Hence why you don't see much Oracle on these sites, at least not in the front end.

You'll see it used in the back-end: financial side of the business, dw, large offline number-crunching traffic analysis and so on. Where Oracle can really deliver the goods and make sense in economic terms.

It's all to do with the nature of the business. Nothing to do with the merits of a db over another, really.

Alex Gorbachev said...

My comment would be somewhat inline with Noons observation but from a bit different angle.

I agree with him that to achieve extremely high availability and performance, we have to write damn good applications - designed and coded very very well. They can't afford complex environments either - "complexity is the enemy of availability". I just don't agree that Java itself is absolute devil. It's Java heavy frameworks and Java developers' coding and design style (well not all of them, again).
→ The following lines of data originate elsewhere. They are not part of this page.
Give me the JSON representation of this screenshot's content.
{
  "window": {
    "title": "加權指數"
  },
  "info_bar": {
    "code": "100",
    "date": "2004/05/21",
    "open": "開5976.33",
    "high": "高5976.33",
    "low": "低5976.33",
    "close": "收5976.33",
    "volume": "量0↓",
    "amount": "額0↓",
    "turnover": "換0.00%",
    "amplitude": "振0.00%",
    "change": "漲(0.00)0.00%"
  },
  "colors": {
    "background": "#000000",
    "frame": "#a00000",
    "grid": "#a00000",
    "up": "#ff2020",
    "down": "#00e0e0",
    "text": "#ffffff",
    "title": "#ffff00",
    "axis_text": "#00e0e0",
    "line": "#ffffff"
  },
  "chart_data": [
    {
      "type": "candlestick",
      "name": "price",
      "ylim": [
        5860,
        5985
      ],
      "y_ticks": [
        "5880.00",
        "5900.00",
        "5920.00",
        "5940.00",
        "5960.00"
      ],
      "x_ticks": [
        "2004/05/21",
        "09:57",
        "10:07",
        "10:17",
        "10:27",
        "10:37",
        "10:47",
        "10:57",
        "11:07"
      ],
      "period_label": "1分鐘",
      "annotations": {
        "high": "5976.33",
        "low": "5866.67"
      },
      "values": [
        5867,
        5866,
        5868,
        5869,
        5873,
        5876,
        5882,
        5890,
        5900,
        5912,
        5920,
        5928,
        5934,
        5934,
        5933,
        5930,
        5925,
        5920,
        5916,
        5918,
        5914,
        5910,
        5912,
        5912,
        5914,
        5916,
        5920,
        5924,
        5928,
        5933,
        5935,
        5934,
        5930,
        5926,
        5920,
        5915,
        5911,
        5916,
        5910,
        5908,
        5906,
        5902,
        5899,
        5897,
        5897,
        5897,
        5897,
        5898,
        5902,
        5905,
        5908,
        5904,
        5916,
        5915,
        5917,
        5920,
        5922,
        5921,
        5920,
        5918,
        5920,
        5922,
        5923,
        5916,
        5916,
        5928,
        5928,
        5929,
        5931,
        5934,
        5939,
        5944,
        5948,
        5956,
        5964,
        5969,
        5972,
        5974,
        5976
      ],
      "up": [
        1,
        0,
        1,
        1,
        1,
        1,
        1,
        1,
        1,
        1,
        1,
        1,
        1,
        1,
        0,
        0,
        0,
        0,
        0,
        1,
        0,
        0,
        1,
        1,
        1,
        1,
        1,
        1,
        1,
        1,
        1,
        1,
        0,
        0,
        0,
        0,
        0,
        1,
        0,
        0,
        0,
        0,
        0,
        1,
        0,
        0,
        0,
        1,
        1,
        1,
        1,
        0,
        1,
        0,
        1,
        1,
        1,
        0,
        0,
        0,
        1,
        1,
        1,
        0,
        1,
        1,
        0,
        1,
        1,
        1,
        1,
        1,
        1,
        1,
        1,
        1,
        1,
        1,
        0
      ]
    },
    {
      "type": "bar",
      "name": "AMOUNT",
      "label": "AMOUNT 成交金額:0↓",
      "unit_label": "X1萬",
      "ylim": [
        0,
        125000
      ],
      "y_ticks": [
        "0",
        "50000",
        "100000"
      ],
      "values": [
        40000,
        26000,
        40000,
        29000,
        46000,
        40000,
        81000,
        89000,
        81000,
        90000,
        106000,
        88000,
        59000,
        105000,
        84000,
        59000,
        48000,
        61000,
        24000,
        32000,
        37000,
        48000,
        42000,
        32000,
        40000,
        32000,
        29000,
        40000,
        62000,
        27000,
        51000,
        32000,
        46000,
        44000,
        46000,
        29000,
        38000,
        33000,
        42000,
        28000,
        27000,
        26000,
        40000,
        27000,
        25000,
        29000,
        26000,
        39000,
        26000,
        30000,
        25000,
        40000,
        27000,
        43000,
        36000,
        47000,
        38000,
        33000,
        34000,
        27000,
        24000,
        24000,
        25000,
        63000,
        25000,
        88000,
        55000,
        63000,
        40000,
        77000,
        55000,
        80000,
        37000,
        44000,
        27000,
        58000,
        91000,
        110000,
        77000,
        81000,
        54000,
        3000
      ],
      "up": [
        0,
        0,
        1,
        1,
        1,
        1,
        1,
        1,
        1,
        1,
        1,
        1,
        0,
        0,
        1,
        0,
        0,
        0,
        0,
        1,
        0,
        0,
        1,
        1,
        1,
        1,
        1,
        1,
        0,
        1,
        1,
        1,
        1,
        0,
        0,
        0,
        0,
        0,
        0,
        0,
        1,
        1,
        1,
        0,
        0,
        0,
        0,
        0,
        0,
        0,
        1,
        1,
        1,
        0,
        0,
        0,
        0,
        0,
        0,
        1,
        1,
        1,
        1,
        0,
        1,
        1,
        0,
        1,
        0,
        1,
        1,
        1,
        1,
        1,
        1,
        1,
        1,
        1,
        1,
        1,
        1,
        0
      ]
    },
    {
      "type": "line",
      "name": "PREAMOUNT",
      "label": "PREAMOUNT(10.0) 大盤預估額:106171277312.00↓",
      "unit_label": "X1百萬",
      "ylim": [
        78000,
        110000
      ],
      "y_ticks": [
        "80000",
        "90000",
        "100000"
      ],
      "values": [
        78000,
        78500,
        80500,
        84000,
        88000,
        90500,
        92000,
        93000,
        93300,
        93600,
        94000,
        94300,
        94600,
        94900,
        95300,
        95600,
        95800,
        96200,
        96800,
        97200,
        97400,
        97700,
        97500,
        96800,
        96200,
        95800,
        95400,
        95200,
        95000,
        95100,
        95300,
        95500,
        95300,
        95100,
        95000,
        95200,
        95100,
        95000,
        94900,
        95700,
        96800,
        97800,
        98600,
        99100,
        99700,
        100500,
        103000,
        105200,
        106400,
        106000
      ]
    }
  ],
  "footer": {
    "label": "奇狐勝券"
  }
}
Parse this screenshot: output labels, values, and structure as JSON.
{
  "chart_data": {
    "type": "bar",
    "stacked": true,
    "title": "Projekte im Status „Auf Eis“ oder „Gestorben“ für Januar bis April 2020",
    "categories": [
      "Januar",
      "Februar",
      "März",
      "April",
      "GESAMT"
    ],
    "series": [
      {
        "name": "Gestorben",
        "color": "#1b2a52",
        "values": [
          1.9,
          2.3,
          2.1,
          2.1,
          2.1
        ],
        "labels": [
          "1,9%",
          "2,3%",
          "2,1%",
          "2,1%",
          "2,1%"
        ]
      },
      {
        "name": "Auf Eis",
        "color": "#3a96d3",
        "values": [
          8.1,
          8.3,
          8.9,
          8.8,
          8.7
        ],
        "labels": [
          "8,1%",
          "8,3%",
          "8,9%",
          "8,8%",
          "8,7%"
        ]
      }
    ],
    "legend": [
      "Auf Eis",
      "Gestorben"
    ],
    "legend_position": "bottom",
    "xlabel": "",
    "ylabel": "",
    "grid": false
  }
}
Having said that, MySQL does NOT give many possibilities for tweaking, tuning and working around badly designed applications. Practically any MySQL problem is fixed on application side and MySQL DBA's role is to provide right recommendations for that. At least, that what I concluded from my limited MySQL DBA experience.

I.e. well designed application don't need feature reach database tier.

On the other hand, Web applications are heavy on read traffic so caching on application tier and/or MySQL performs very well there. Now, try to use middle-tier cache and MySQL in heavy concurrent update application.

Moving further to web 2.0 (I hate that term to be honest)... Modern web applications are quite different. We are only in the *beginning* but web traffic is now not read-only anymore and I don't mean simple logging of page-clicks. Thus, I think Oracle time is just coming in web 2.0 space.

Chris Muir said...

Thanks for the comments Alex.

I see your point about most web-apps avoiding complexity in the middle tier. It's my understanding that a fair few of the most successful have actually written their own frameworks, mostly optimised for speed, and fully proprietary.

To bounce a question back at you, you mention MySql doesn't give many possibilities on tuning and working around badly designed applications. Have you any experience and comments of SQL-Server and it's capabilities?